C’est en effet une succession de « vignettes » que propose cette philosophe-psychanalyste. On serait tenté de parler de « collection » si une référence était faite au pastout lacanien. Le pastout chez Lacan, en s’opposant à l’universel du tous, rend mieux compte de la psychopathologie de la vie amoureuse que ces vignettes construites comme des exceptions (cf. la particulière minimale de J. Brunschwig), qui ne feraient que confirmer l’existence d’un monde que l’auteure d’En cas d’amour, voudrait nous faire atteindre.
On a bien sur le droit de ne pas aimer Lacan ni d’être lacanien —« Et Lacan, sur ses traces, bien qu’empêtré, jargonnant, hésitant écrit … » — mais alors, comment défendre la psychanalyse en 2009 en faisant l’impasse sur la clinique et la structure des cas présentés dans cette psychopathologie ? Parce qu’elle ne « dispose d’aucune carte » Anne Dufourmantelle n’hésite pas, pour y voir plus clair, à errer dans Paris avec son analysant de façon péripatétique . En voulant faire de son discours un discours qui ne serait pas du semblant, A.D. tombe dans le même travers que les auteurs du DSM qui par leur attachement au symptôme, éliminent le diagnostic de structure et laissent de coté la part de jouissance qui s’y attache.
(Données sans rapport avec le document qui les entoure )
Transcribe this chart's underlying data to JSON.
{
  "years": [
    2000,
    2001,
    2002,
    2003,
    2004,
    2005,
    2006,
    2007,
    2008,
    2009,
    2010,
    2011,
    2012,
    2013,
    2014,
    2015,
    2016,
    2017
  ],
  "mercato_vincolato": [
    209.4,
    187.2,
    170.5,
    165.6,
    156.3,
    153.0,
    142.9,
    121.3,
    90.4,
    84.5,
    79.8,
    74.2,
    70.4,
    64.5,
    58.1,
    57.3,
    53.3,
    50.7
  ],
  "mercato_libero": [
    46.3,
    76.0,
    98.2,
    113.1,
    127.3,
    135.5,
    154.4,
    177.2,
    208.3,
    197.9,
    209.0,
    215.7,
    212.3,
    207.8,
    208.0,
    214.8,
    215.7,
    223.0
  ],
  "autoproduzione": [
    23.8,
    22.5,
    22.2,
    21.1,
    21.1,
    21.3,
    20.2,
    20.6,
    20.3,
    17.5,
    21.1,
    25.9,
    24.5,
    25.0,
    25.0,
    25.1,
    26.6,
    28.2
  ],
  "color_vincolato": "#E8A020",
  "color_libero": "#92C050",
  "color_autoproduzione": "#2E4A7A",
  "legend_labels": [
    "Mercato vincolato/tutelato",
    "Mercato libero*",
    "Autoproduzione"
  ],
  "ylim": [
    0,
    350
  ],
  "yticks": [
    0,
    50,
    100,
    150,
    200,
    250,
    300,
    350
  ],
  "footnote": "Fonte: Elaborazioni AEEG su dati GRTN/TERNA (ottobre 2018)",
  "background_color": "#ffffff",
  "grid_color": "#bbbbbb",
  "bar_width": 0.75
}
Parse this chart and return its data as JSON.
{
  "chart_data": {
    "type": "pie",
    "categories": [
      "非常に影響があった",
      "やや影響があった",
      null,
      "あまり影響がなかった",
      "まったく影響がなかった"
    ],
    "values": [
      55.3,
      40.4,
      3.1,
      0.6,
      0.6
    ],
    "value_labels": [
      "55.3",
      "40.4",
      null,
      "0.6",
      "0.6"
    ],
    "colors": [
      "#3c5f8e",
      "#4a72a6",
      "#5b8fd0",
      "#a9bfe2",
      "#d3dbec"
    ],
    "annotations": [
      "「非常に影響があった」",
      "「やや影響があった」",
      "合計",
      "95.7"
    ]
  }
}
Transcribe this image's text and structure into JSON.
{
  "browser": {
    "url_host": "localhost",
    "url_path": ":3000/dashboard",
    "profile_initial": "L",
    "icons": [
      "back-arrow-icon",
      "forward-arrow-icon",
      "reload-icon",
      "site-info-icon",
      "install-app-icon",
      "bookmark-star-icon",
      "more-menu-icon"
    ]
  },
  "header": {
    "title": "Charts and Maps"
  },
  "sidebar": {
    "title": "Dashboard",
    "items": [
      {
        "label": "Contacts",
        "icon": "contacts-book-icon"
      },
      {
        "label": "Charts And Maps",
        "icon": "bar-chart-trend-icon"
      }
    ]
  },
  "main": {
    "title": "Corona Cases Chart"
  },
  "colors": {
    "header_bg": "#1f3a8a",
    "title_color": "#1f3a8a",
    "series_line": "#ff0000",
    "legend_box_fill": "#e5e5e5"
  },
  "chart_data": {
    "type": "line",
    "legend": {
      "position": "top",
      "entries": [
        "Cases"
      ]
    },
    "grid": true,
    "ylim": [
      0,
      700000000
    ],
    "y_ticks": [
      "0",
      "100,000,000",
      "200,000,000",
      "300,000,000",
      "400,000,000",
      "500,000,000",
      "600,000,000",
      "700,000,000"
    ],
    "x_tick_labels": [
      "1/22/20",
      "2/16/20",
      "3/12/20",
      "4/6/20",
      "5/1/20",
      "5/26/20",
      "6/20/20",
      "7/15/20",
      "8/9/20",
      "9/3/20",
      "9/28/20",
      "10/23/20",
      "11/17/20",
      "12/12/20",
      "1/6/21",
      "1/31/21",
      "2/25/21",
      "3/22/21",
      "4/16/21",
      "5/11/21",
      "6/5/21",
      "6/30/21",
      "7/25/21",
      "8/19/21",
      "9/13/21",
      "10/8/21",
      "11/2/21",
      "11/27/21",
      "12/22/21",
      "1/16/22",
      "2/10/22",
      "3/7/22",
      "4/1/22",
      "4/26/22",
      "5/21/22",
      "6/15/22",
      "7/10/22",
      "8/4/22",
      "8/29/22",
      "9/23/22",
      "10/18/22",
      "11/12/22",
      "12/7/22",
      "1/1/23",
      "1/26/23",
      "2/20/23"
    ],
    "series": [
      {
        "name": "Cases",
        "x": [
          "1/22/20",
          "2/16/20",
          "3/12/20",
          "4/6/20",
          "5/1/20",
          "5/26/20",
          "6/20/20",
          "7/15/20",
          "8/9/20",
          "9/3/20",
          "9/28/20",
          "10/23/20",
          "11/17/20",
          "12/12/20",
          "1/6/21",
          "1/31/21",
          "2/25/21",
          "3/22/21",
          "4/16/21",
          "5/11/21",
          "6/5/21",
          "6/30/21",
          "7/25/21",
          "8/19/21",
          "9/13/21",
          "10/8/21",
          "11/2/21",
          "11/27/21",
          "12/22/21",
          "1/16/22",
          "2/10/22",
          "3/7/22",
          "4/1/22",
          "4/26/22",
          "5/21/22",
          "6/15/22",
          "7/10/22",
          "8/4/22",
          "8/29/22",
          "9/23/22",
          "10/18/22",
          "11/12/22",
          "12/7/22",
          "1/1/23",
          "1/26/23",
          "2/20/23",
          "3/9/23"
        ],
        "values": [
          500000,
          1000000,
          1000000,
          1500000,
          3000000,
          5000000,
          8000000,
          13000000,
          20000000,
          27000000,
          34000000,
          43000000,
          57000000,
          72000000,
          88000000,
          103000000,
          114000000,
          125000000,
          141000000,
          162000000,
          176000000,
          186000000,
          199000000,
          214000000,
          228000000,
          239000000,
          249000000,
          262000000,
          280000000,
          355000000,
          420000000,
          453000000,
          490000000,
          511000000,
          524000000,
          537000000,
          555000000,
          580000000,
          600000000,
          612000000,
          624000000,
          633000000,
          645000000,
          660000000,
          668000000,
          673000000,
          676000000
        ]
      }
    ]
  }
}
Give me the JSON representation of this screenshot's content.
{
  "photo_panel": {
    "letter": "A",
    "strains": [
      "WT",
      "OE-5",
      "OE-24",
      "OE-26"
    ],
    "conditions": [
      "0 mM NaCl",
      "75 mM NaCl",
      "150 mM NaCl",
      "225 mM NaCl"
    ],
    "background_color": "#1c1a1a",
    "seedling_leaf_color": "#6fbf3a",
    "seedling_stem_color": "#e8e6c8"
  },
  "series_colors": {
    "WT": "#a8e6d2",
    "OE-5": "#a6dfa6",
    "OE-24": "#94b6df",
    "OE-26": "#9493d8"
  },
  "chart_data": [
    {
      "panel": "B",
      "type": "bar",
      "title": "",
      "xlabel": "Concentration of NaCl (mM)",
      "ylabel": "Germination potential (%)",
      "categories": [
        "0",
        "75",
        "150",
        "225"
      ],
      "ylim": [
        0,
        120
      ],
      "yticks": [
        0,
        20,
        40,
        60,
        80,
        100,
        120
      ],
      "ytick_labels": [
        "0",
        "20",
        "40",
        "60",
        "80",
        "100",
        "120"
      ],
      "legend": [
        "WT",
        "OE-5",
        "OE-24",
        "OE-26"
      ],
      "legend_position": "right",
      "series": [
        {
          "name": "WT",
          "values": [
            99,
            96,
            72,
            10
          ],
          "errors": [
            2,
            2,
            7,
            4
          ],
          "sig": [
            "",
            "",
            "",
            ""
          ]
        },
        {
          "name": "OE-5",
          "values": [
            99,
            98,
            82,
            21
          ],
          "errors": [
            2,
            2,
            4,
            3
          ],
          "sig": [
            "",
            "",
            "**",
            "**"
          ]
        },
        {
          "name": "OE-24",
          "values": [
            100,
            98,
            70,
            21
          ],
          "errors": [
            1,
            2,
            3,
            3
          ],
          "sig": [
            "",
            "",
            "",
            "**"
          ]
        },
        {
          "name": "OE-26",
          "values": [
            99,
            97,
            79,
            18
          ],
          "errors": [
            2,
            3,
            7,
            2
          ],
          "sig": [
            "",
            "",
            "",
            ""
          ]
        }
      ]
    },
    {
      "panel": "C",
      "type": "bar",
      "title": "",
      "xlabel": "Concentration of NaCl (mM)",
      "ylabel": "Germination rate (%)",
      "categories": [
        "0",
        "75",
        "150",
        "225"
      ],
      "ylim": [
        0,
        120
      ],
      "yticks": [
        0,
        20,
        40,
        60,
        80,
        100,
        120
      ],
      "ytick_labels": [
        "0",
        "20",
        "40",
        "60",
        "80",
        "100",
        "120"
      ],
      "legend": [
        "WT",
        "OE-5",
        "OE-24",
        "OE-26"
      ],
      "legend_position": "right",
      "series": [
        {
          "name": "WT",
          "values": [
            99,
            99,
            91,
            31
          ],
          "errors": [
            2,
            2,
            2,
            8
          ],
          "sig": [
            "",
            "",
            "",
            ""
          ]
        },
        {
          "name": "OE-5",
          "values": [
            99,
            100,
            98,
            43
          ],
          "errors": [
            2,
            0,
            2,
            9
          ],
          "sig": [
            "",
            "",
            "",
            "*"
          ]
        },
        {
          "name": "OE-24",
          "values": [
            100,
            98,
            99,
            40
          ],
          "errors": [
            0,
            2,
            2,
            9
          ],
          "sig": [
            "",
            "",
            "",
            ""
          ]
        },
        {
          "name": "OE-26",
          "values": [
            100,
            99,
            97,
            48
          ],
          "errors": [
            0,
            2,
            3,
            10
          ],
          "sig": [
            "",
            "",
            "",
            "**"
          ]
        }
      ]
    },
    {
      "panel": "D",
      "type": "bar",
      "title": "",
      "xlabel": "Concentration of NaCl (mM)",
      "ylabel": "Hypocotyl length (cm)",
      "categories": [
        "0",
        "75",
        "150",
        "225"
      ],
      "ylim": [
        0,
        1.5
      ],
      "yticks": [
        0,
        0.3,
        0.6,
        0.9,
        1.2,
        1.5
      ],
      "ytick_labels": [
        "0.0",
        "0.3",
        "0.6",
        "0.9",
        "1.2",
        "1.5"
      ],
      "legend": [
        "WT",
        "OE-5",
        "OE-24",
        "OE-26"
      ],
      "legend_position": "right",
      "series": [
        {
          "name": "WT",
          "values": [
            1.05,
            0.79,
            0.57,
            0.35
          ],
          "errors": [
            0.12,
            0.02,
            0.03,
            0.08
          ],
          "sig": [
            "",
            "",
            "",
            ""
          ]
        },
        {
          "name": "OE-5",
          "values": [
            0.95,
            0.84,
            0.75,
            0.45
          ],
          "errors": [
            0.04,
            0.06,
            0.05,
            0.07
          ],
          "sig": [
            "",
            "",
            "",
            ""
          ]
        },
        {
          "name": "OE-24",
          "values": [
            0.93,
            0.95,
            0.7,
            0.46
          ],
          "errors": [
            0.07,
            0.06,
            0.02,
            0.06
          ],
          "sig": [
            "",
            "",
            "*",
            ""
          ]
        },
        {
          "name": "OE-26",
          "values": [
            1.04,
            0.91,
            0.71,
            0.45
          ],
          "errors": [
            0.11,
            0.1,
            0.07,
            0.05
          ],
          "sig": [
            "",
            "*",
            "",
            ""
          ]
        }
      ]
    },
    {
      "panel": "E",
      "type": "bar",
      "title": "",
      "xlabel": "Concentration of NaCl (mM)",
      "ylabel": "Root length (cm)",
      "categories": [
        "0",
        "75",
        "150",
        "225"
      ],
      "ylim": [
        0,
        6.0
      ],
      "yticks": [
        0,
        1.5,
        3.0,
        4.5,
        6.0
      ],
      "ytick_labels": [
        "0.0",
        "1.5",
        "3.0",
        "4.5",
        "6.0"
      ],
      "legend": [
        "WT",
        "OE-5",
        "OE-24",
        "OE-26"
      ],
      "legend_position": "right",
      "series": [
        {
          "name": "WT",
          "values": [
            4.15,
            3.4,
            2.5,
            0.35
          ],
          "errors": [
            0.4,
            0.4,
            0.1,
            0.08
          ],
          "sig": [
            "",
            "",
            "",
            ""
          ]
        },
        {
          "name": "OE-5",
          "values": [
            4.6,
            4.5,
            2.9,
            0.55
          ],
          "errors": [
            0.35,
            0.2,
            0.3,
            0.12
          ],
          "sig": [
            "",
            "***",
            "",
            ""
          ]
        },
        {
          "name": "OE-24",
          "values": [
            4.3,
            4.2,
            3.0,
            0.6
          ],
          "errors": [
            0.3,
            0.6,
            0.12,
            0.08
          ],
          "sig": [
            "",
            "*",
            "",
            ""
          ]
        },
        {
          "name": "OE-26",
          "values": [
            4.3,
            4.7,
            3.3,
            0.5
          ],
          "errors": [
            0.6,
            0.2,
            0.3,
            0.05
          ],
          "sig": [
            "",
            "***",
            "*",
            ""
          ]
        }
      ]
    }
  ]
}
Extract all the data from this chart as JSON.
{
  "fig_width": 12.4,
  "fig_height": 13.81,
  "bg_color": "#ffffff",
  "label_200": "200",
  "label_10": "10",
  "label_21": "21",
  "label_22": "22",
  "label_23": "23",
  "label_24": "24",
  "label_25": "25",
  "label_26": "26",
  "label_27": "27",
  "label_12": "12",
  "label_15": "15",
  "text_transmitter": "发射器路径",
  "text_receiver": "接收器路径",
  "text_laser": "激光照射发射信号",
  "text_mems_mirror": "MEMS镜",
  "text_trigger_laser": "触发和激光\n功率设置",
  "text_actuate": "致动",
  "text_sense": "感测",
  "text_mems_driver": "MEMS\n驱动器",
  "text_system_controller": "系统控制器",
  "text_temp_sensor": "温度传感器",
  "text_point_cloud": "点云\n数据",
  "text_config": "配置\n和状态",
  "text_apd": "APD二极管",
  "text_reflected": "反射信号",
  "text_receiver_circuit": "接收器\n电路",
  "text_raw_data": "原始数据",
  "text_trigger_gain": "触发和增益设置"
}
A un moment où la psychanalyse est de plus en plus menacée par les fausses sciences et la religion, j’attendais de ce livre autre chose que la description de cures envisagées comme l’histoire des Atrides sans cesse recommencée . L’analyse n’aurait-elle donc pour Anne Doufourmantelle que la dimension psychothérapeutique de la fonction cathartique ? A la suivre, ne risque-t-on pas de voir le dire de l’analysant une fois recodé par l’écoute « autre » de son analyste , réaliser le fantasme de l’analyste ?
La question de l’amour qui fait souffrir est une question importante car elle ouvre sur celle de la jouissance et du réel et il est bien dommage que ce livre, en s’attachant trop à une vérité historique reconstruite par le psychanalyste autour de l’archive, privilégie le symbolique et passe à coté de la complexité étiologique de la maladie . Cédant sur l’indécidabilité de l’événement de l’amour en tentant d’y décerner une vérité sans aborder la question de la psychose, Anne Dufourmantelle est tombée dans les écueils du platonisme dénoncés par Lacan. Ainsi, par exemple, face à la question du suicide de son analysant évoquée dans son chapitre « L’amour l’enfant », on peut se demander si l’auteure d’en cas d’amour ne préfère pas rester éblouie — tout comme l’était le chœur dans les tragédies grecques— par l’éclat de la beauté du drame incarné. Si c’est le cas, le Psychopathologie de la vie amoureuse qui figure sous le titre est de l’ordre d’un mauvais witz.